Explosões foram ouvidas em diferentes cidades iranianas e uma contagem parcial indicava 18 mortos, porém um episódio em particular recebeu a atenção da mídia estatal, após os estilhaços de um projétil americano caírem sobre um local em que era celebrado um casamento.
O Crescente Vermelho do Irã informou que quatro pessoas morreram e mais de 50 ficaram feridas no evento.
O incidente provocou reações exasperadas das autoridades iranianas.
O Ministério das Relações Exteriores do Irã afirmou que a ação mostrava "a realidade desta guerra ilegal" e o verdadeiro rosto do crime de guerra", acrescentando que a ação americana faria parte de um "esforço desesperado dos EUA para dissimular seu fracasso".

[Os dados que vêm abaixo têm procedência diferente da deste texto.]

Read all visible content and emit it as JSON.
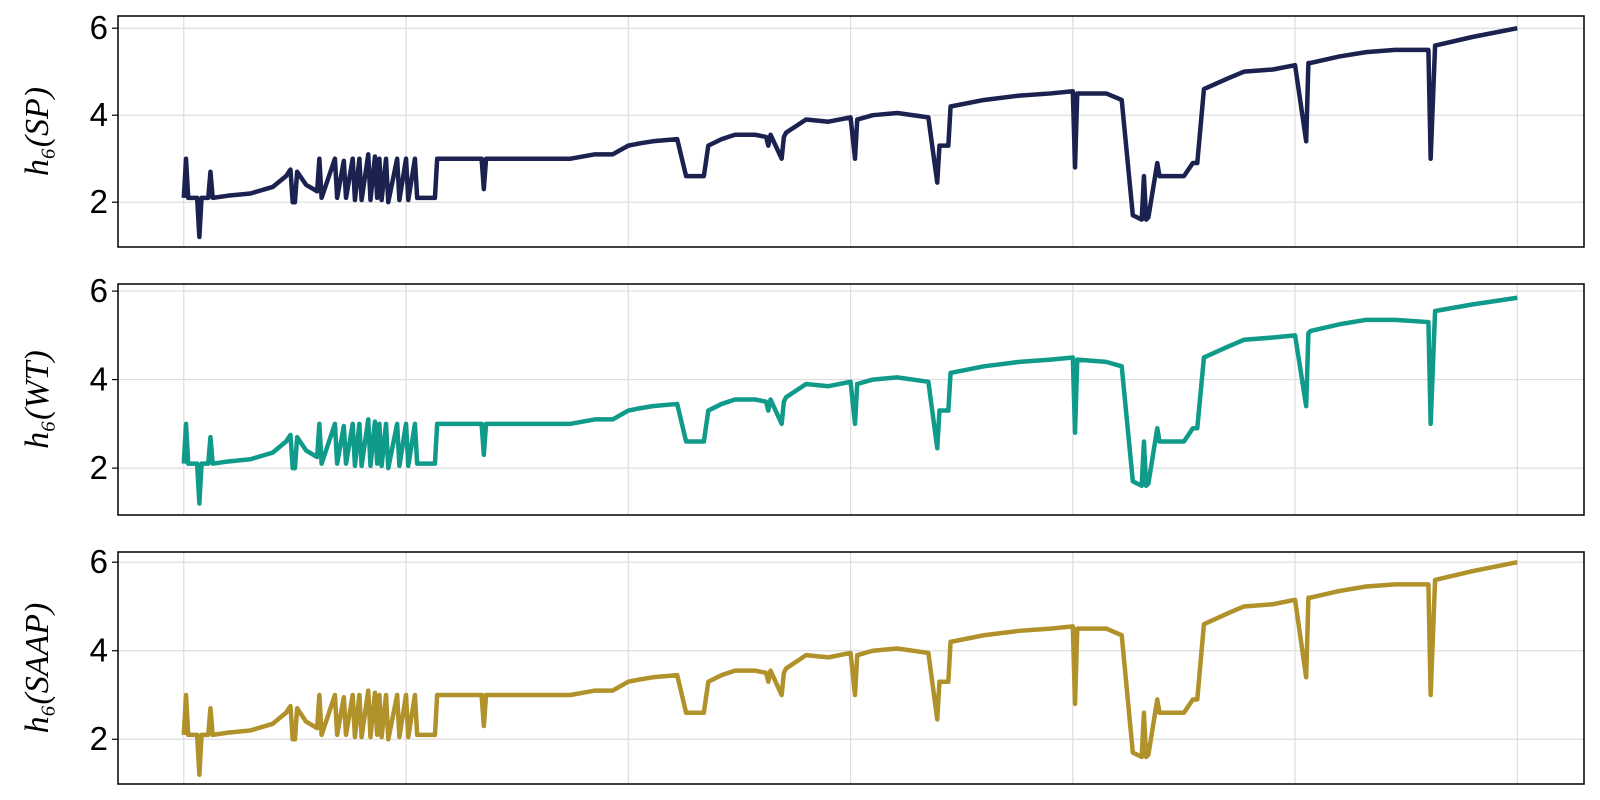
{
  "chart_data": [
    {
      "type": "line",
      "y_label": "h₆(SP)",
      "color": "#1b2250",
      "grid": true,
      "x": [
        0,
        1,
        2,
        6,
        7,
        8,
        11,
        12,
        13,
        20,
        30,
        40,
        46,
        48,
        49,
        50,
        51,
        55,
        60,
        61,
        62,
        68,
        69,
        72,
        73,
        76,
        77,
        79,
        80,
        83,
        84,
        86,
        87,
        88,
        89,
        91,
        92,
        96,
        97,
        100,
        101,
        104,
        105,
        110,
        113,
        114,
        115,
        125,
        134,
        135,
        136,
        150,
        174,
        185,
        193,
        200,
        205,
        211,
        222,
        226,
        234,
        236,
        242,
        248,
        257,
        262,
        263,
        264,
        269,
        270,
        271,
        280,
        290,
        300,
        302,
        303,
        310,
        321,
        335,
        339,
        340,
        344,
        345,
        360,
        376,
        390,
        400,
        401,
        402,
        415,
        422,
        427,
        431,
        432,
        433,
        434,
        438,
        439,
        450,
        454,
        456,
        459,
        470,
        477,
        490,
        500,
        505,
        506,
        507,
        520,
        532,
        545,
        560,
        561,
        563,
        580,
        600
      ],
      "values": [
        2.1,
        3.0,
        2.1,
        2.1,
        1.2,
        2.1,
        2.1,
        2.7,
        2.1,
        2.15,
        2.2,
        2.35,
        2.6,
        2.75,
        2.0,
        2.0,
        2.7,
        2.4,
        2.25,
        3.0,
        2.1,
        3.0,
        2.1,
        2.95,
        2.1,
        3.0,
        2.05,
        3.0,
        2.05,
        3.1,
        2.05,
        3.05,
        2.1,
        3.0,
        2.05,
        3.0,
        2.0,
        3.0,
        2.05,
        3.0,
        2.05,
        3.0,
        2.1,
        2.1,
        2.1,
        3.0,
        3.0,
        3.0,
        3.0,
        2.3,
        3.0,
        3.0,
        3.0,
        3.1,
        3.1,
        3.3,
        3.35,
        3.4,
        3.45,
        2.6,
        2.6,
        3.3,
        3.45,
        3.55,
        3.55,
        3.5,
        3.3,
        3.55,
        3.0,
        3.5,
        3.6,
        3.9,
        3.85,
        3.95,
        3.0,
        3.9,
        4.0,
        4.05,
        3.95,
        2.45,
        3.3,
        3.3,
        4.2,
        4.35,
        4.45,
        4.5,
        4.55,
        2.8,
        4.5,
        4.5,
        4.35,
        1.7,
        1.6,
        2.6,
        1.6,
        1.65,
        2.9,
        2.6,
        2.6,
        2.9,
        2.9,
        4.6,
        4.85,
        5.0,
        5.05,
        5.15,
        3.4,
        5.2,
        5.2,
        5.35,
        5.45,
        5.5,
        5.5,
        3.0,
        5.6,
        5.8,
        6.0
      ],
      "xlim": [
        -29.6,
        630
      ],
      "xticks": [
        0,
        100,
        200,
        300,
        400,
        500,
        600
      ],
      "ylim": [
        0.97,
        6.28
      ],
      "yticks": [
        2,
        4,
        6
      ]
    },
    {
      "type": "line",
      "y_label": "h₆(WT)",
      "color": "#109a8a",
      "grid": true,
      "x": [
        0,
        1,
        2,
        6,
        7,
        8,
        11,
        12,
        13,
        20,
        30,
        40,
        46,
        48,
        49,
        50,
        51,
        55,
        60,
        61,
        62,
        68,
        69,
        72,
        73,
        76,
        77,
        79,
        80,
        83,
        84,
        86,
        87,
        88,
        89,
        91,
        92,
        96,
        97,
        100,
        101,
        104,
        105,
        110,
        113,
        114,
        115,
        125,
        134,
        135,
        136,
        150,
        174,
        185,
        193,
        200,
        205,
        211,
        222,
        226,
        234,
        236,
        242,
        248,
        257,
        262,
        263,
        264,
        269,
        270,
        271,
        280,
        290,
        300,
        302,
        303,
        310,
        321,
        335,
        339,
        340,
        344,
        345,
        360,
        376,
        390,
        400,
        401,
        402,
        415,
        422,
        427,
        431,
        432,
        433,
        434,
        438,
        439,
        450,
        454,
        456,
        459,
        470,
        477,
        490,
        500,
        505,
        506,
        507,
        520,
        532,
        545,
        560,
        561,
        563,
        580,
        600
      ],
      "values": [
        2.1,
        3.0,
        2.1,
        2.1,
        1.2,
        2.1,
        2.1,
        2.7,
        2.1,
        2.15,
        2.2,
        2.35,
        2.6,
        2.75,
        2.0,
        2.0,
        2.7,
        2.4,
        2.25,
        3.0,
        2.1,
        3.0,
        2.1,
        2.95,
        2.1,
        3.0,
        2.05,
        3.0,
        2.05,
        3.1,
        2.05,
        3.05,
        2.1,
        3.0,
        2.05,
        3.0,
        2.0,
        3.0,
        2.05,
        3.0,
        2.05,
        3.0,
        2.1,
        2.1,
        2.1,
        3.0,
        3.0,
        3.0,
        3.0,
        2.3,
        3.0,
        3.0,
        3.0,
        3.1,
        3.1,
        3.3,
        3.35,
        3.4,
        3.45,
        2.6,
        2.6,
        3.3,
        3.45,
        3.55,
        3.55,
        3.5,
        3.3,
        3.55,
        3.0,
        3.5,
        3.6,
        3.9,
        3.85,
        3.95,
        3.0,
        3.9,
        4.0,
        4.05,
        3.95,
        2.45,
        3.3,
        3.3,
        4.15,
        4.3,
        4.4,
        4.45,
        4.5,
        2.8,
        4.45,
        4.4,
        4.3,
        1.7,
        1.6,
        2.6,
        1.6,
        1.65,
        2.9,
        2.6,
        2.6,
        2.9,
        2.9,
        4.5,
        4.75,
        4.9,
        4.95,
        5.0,
        3.4,
        5.05,
        5.1,
        5.25,
        5.35,
        5.35,
        5.3,
        3.0,
        5.55,
        5.7,
        5.85
      ],
      "xlim": [
        -29.6,
        630
      ],
      "xticks": [
        0,
        100,
        200,
        300,
        400,
        500,
        600
      ],
      "ylim": [
        0.94,
        6.16
      ],
      "yticks": [
        2,
        4,
        6
      ]
    },
    {
      "type": "line",
      "y_label": "h₆(SAAP)",
      "color": "#b0912a",
      "grid": true,
      "x": [
        0,
        1,
        2,
        6,
        7,
        8,
        11,
        12,
        13,
        20,
        30,
        40,
        46,
        48,
        49,
        50,
        51,
        55,
        60,
        61,
        62,
        68,
        69,
        72,
        73,
        76,
        77,
        79,
        80,
        83,
        84,
        86,
        87,
        88,
        89,
        91,
        92,
        96,
        97,
        100,
        101,
        104,
        105,
        110,
        113,
        114,
        115,
        125,
        134,
        135,
        136,
        150,
        174,
        185,
        193,
        200,
        205,
        211,
        222,
        226,
        234,
        236,
        242,
        248,
        257,
        262,
        263,
        264,
        269,
        270,
        271,
        280,
        290,
        300,
        302,
        303,
        310,
        321,
        335,
        339,
        340,
        344,
        345,
        360,
        376,
        390,
        400,
        401,
        402,
        415,
        422,
        427,
        431,
        432,
        433,
        434,
        438,
        439,
        450,
        454,
        456,
        459,
        470,
        477,
        490,
        500,
        505,
        506,
        507,
        520,
        532,
        545,
        560,
        561,
        563,
        580,
        600
      ],
      "values": [
        2.1,
        3.0,
        2.1,
        2.1,
        1.2,
        2.1,
        2.1,
        2.7,
        2.1,
        2.15,
        2.2,
        2.35,
        2.6,
        2.75,
        2.0,
        2.0,
        2.7,
        2.4,
        2.25,
        3.0,
        2.1,
        3.0,
        2.1,
        2.95,
        2.1,
        3.0,
        2.05,
        3.0,
        2.05,
        3.1,
        2.05,
        3.05,
        2.1,
        3.0,
        2.05,
        3.0,
        2.0,
        3.0,
        2.05,
        3.0,
        2.05,
        3.0,
        2.1,
        2.1,
        2.1,
        3.0,
        3.0,
        3.0,
        3.0,
        2.3,
        3.0,
        3.0,
        3.0,
        3.1,
        3.1,
        3.3,
        3.35,
        3.4,
        3.45,
        2.6,
        2.6,
        3.3,
        3.45,
        3.55,
        3.55,
        3.5,
        3.3,
        3.55,
        3.0,
        3.5,
        3.6,
        3.9,
        3.85,
        3.95,
        3.0,
        3.9,
        4.0,
        4.05,
        3.95,
        2.45,
        3.3,
        3.3,
        4.2,
        4.35,
        4.45,
        4.5,
        4.55,
        2.8,
        4.5,
        4.5,
        4.35,
        1.7,
        1.6,
        2.6,
        1.6,
        1.65,
        2.9,
        2.6,
        2.6,
        2.9,
        2.9,
        4.6,
        4.85,
        5.0,
        5.05,
        5.15,
        3.4,
        5.2,
        5.2,
        5.35,
        5.45,
        5.5,
        5.5,
        3.0,
        5.6,
        5.8,
        6.0
      ],
      "xlim": [
        -29.6,
        630
      ],
      "xticks": [
        0,
        100,
        200,
        300,
        400,
        500,
        600
      ],
      "ylim": [
        0.99,
        6.23
      ],
      "yticks": [
        2,
        4,
        6
      ]
    }
  ]
}
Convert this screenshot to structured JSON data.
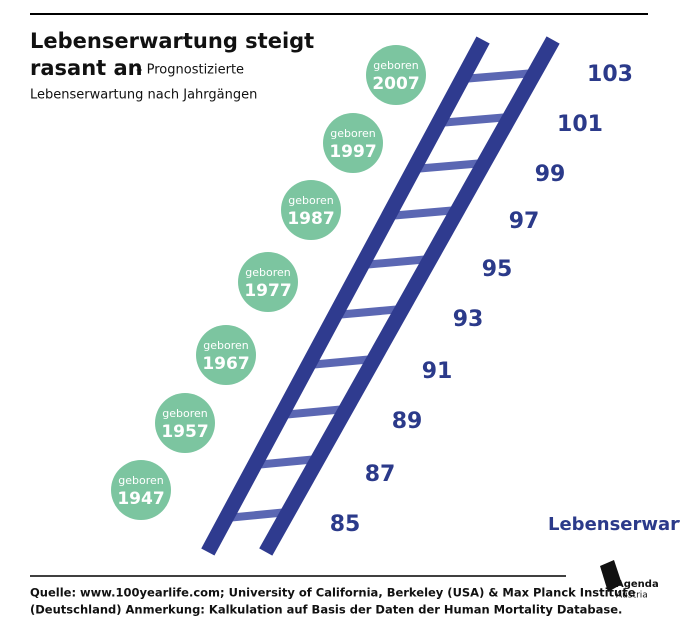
{
  "header": {
    "title_line1": "Lebenserwartung steigt",
    "title_line2": "rasant an",
    "subtitle_inline": "– Prognostizierte",
    "subtitle_line2": "Lebenserwartung nach Jahrgängen"
  },
  "cohorts": [
    {
      "label": "geboren",
      "year": "1947"
    },
    {
      "label": "geboren",
      "year": "1957"
    },
    {
      "label": "geboren",
      "year": "1967"
    },
    {
      "label": "geboren",
      "year": "1977"
    },
    {
      "label": "geboren",
      "year": "1987"
    },
    {
      "label": "geboren",
      "year": "1997"
    },
    {
      "label": "geboren",
      "year": "2007"
    }
  ],
  "ladder_values": [
    "85",
    "87",
    "89",
    "91",
    "93",
    "95",
    "97",
    "99",
    "101",
    "103"
  ],
  "ladder_label": "Lebenserwartung",
  "footer": {
    "source_line1": "Quelle: www.100yearlife.com; University of California, Berkeley (USA) & Max Planck Institute",
    "source_line2": "(Deutschland) Anmerkung: Kalkulation auf Basis der Daten der Human Mortality Database.",
    "logo_line1": "Agenda",
    "logo_line2": "Austria"
  }
}
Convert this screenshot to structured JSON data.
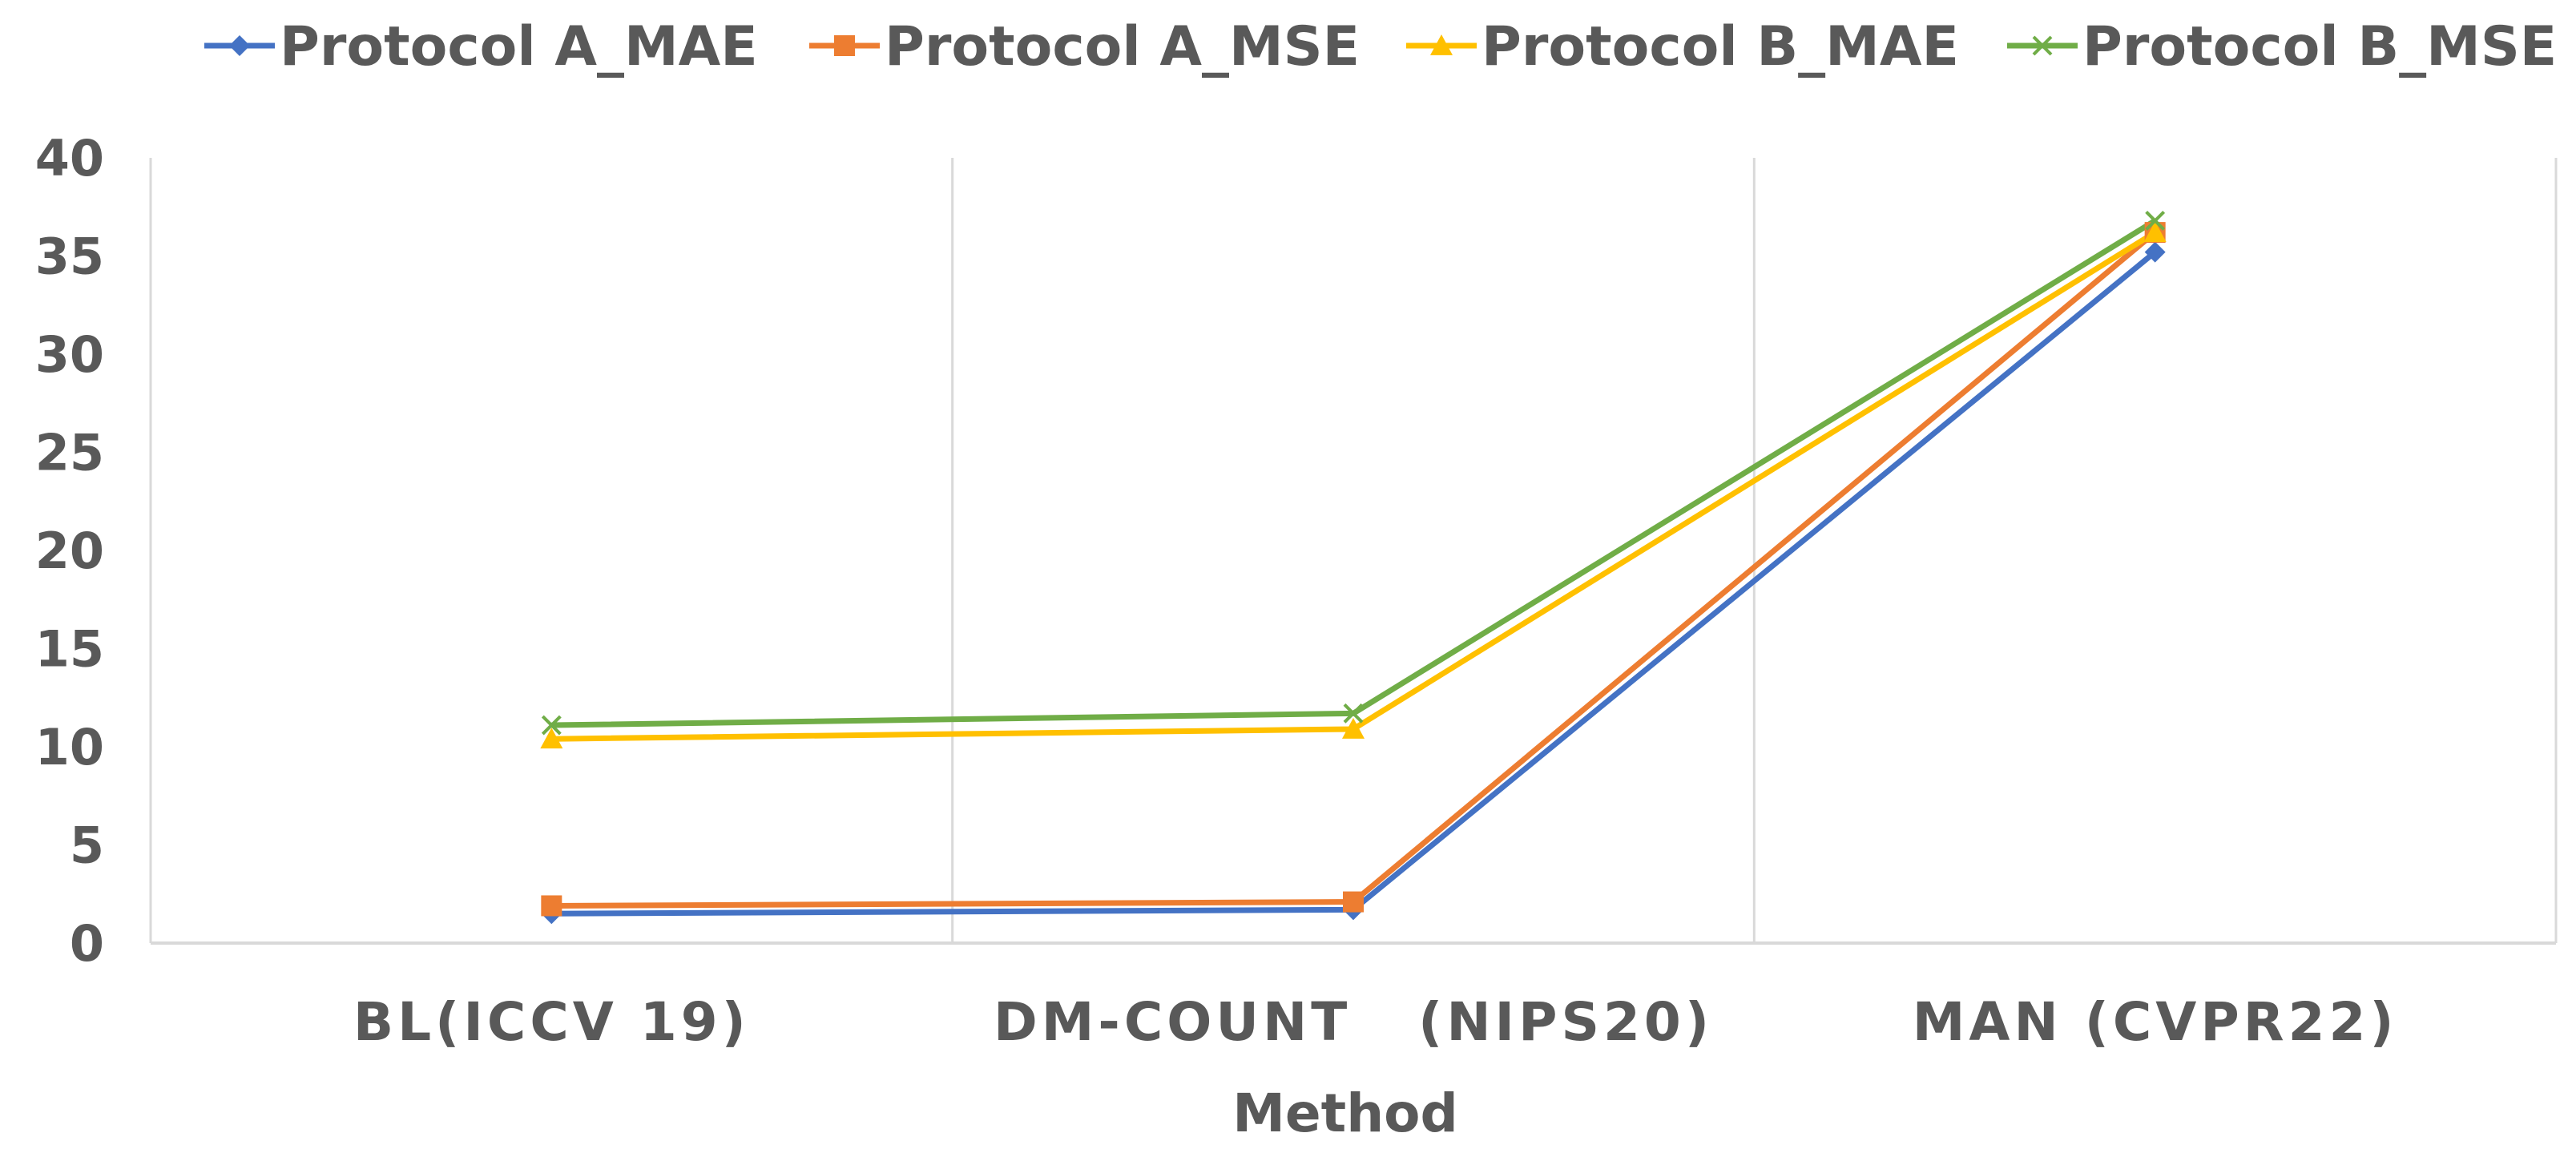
{
  "chart_data": {
    "type": "line",
    "title": "",
    "xlabel": "Method",
    "ylabel": "",
    "categories": [
      "BL(ICCV 19)",
      "DM-COUNT   (NIPS20)",
      "MAN (CVPR22)"
    ],
    "ylim": [
      0,
      40
    ],
    "yticks": [
      0,
      5,
      10,
      15,
      20,
      25,
      30,
      35,
      40
    ],
    "grid": "vertical category gridlines",
    "legend_position": "top",
    "series": [
      {
        "name": "Protocol A_MAE",
        "color": "#4472C4",
        "marker": "diamond",
        "values": [
          1.5,
          1.7,
          35.2
        ]
      },
      {
        "name": "Protocol A_MSE",
        "color": "#ED7D31",
        "marker": "square",
        "values": [
          1.9,
          2.1,
          36.2
        ]
      },
      {
        "name": "Protocol B_MAE",
        "color": "#FFC000",
        "marker": "triangle",
        "values": [
          10.4,
          10.9,
          36.2
        ]
      },
      {
        "name": "Protocol B_MSE",
        "color": "#70AD47",
        "marker": "x",
        "values": [
          11.1,
          11.7,
          36.8
        ]
      }
    ]
  }
}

O principal negociador iraniano nas conversas mediadas pelo Paquistão, Mohammad Bagher Ghalibaf, retomou um termo que se tornou recorrentre entre simpatizantes da Revolução Islâmica após 1979, ao tratar Washington por "Satã".

"Escola de Minab: crianças massacradas.
Ginásio de Lamerd: crianças assassinadas.
Casamento em Kuhestak: crianças assassinadas ao lado de suas famílias.
Se uma potência atua como Satã, escolhe alvos como Satã e mata como Satã, é Satã", afirmou Ghalibaf em uma publicação no X.
O porta-voz do Comando Central das Forças Armadas dos EUA Tim Hawkins rejeitou a alegação sobre crime de guerra, e afirmou que "as Forças Armadas dos Estados Unidos nunca atacam civis, ao contrário da Guarda Revolucionária".
Os ataques americanos não passaram sem resposta.
Teerã iniciou uma campanha de retaliação ainda na terça-feira, anunciando ataques contra bases americanas em Jordânia, Emirados Árabes Unidos, Kuwait, Bahrein e na região autônoma curda do Iraque.
Novas ações também foram anunciadas pela Guarda Revolucionária do Irã no Estreito de Ormuz — principal instrumento de pressão utilizado pelo governo iraniano, que fechou a rota comercial desde o início da guerra, afetando o mercado global de petróleo.
O Exército ideológico do Irã afirmou nesta quarta-feira que dois petroleiros sofreram incêndios após colisões com minas navais durante o tráfego fora de uma rota designada pelas autoridades de Teerã, em Ormuz.
Em um comunicado, a Guarda disse que os dois navios pediram "ao Exército dos Estados Unidos para transitar por uma rota ilegal", colidiram com as minas "e explodiram".
Trump afirmou que os ataques anteriores, no domingo, tinham sido uma "represália pela tentativa fracassada dos iranianos de colocar minas navais no estreito" e pelo "lançamento por parte dos iranianos de oito mísseis, todos interceptados com sucesso, contra nossa base militar na Jordânia".